Marriage used to be part of the natural progression of a relationship for a lot of couples. But, these days many couples are making the conscious decision to not get married, and instead they are co-habitating and still beginning families. The legal bonds of marriage clearly do not apply to unmarried couples, which leaves a lot of unanswered questions if an unmarried couple decides to end the relationship. Depending on where the couple resides, there may be a few different legal options.

When a marriage ends and the parties need to divide property and valuate assets, the courts take a lead role in ensuring that this is done in accordance with the applicable statutes. The courts, in essence, are in charge of some of the economic parts of a divorce, and this process can differ on a state-by-state basis. For instance, there are community property states and there are equitable distribution states. But, no matter where the states falls on this topic, the fact that there is a marriage provides the parties with certain contractual rights and responsibilities, because at the end of the day marriage is a legal contract.

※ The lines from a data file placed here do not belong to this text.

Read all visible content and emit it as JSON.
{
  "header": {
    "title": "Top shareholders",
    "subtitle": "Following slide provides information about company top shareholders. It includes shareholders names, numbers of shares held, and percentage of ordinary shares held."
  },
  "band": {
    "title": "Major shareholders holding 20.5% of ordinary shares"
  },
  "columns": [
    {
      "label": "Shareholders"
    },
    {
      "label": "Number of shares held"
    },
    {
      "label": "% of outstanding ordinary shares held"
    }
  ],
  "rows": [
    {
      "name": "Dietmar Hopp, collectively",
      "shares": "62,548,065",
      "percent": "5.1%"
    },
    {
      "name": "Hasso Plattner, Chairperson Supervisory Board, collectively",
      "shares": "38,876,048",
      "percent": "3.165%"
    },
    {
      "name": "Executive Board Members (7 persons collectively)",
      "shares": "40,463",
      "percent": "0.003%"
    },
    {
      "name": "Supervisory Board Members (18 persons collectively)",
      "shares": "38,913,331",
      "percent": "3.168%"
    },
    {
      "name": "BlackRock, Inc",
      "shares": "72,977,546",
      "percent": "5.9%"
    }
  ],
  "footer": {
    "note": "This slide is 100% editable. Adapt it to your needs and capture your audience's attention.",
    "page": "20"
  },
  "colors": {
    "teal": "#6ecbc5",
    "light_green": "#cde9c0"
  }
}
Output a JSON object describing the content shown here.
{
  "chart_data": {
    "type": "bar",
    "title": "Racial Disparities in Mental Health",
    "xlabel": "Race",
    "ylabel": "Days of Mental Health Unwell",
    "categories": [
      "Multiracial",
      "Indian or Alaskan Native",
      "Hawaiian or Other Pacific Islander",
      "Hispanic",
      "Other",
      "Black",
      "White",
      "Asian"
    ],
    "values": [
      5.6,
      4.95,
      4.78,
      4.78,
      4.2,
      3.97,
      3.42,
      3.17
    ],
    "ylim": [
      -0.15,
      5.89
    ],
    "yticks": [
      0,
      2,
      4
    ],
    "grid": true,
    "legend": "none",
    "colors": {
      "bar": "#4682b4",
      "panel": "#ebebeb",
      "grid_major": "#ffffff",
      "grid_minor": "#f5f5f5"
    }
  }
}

Unmarried couples, however, do not have the same contractual privileges. Some states recognize common law marriage, which isn’t a marriage but satisfies a statutory obligation as mandated by the state, thus affording the couple certain “married-like” benefits. Where there is no common law marriage, the unmarried couple has to take proactive steps to protect their individual interests because there is no legal requirement to do so. As such, couples who are not married have to create their own contracts with respect to things having to do with marital property.